Probably, the most significant result of the summit was, beside a stronger EU-Central Asia connection, a closer cooperation among the states of Central Asia themselves, For example, Kyrgyzstan and Tajikistan, until very recently at odds over border issues, could solve them peacefully – with some moderation by Uzbekistan – and now can work together in a wide variety of fields. These fields were described and approved with the “Central Asia Green Development Strategy”: the strategy describes, how in the future the Central Asian nations want to coordinate and harmonize their policies from sustainable urban development to green growth and green energy, from sustainable afforestation to the protection of wetlands. The President of Uzbekistan, Shavkat Mirziyoyev, also proposed the start of a “Central Asian green belt” project, i.e. the plantation of a green belt of trees, thousands of kilometers long across national boundaries, to prevent further desertification of the region. While the experiences with such huge projects are mixed (the Mongolian green belt project in many places degraded, once foreign aid was withdrawn; in the former Aral Sea more than 2 million hectares were planted with drought-resistant plants, but still this is far from being enough for the area), it is a good sign that the governments of the region accept the challenge and develop their own initiatives to overcome them.
In such a setting, Europe has largely the role as a facilitator and donor, as a partner for scientific and academic exchange and as an investor. For example, the Federal Minister for Climate Change and Environmental Coordination of Pakistan, Musadik Masood Malik, invited European investment in resource industries, provided it would also benefit local communities. Naturally, a lot of such talk is declamatory and actions of governments can be very different from such statements. But the sense of crisis and urgency was strong and the EU should see this situation as a chance to strengthen relations to states, which are for many reasons important for them, beyond the economy.
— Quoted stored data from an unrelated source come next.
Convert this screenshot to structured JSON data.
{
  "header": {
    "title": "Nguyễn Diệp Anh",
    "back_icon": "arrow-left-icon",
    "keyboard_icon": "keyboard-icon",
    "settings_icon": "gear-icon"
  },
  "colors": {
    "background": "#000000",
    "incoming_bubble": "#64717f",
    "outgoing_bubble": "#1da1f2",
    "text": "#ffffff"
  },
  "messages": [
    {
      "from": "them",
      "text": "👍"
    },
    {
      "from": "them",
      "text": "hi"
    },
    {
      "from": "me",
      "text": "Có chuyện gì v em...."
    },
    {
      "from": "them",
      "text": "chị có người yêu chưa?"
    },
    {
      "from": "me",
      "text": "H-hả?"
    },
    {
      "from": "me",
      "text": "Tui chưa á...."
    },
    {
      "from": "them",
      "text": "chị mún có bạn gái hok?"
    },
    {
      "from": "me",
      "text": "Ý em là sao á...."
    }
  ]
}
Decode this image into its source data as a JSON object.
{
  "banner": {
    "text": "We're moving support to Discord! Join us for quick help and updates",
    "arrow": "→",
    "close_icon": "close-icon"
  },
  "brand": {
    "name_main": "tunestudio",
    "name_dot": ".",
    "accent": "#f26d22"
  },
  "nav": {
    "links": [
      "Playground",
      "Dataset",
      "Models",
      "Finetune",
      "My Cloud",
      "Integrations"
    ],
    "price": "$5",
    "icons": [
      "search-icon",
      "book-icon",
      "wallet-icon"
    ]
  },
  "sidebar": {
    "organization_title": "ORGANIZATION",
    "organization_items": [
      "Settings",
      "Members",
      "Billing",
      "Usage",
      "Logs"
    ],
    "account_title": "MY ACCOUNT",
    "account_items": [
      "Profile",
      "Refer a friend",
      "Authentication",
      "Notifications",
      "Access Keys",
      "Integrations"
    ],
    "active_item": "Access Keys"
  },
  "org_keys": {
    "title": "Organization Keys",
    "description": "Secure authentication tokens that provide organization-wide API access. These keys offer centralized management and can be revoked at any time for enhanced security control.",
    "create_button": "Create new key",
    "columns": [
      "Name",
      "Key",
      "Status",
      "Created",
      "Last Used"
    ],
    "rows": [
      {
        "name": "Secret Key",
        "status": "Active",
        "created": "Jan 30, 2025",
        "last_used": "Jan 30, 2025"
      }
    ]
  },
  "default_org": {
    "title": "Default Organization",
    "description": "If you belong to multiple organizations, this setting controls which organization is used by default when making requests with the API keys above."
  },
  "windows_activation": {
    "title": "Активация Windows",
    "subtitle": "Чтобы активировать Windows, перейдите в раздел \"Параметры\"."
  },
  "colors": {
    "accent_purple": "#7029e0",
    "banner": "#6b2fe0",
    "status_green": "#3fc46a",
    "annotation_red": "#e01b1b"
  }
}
For our own project, the GMACC project on support and promotion of the Initiative for a Central Asian Flyway, the resulting discussions and talks, among others with high-level interlocutors like Amy Fraenkel, Secretary-General of the Convention on Migratory Species, or President Kim Sang-Hyup of the Global Green Climate Institute, were very valuable. The focus on protection of habitats and wetlands expressed in the Central Asia Green Development Institute is an encouraging sign for a serious concern regarding these topics and also is a good argument for local initiatives to demand action from their respective local, regional or central governments.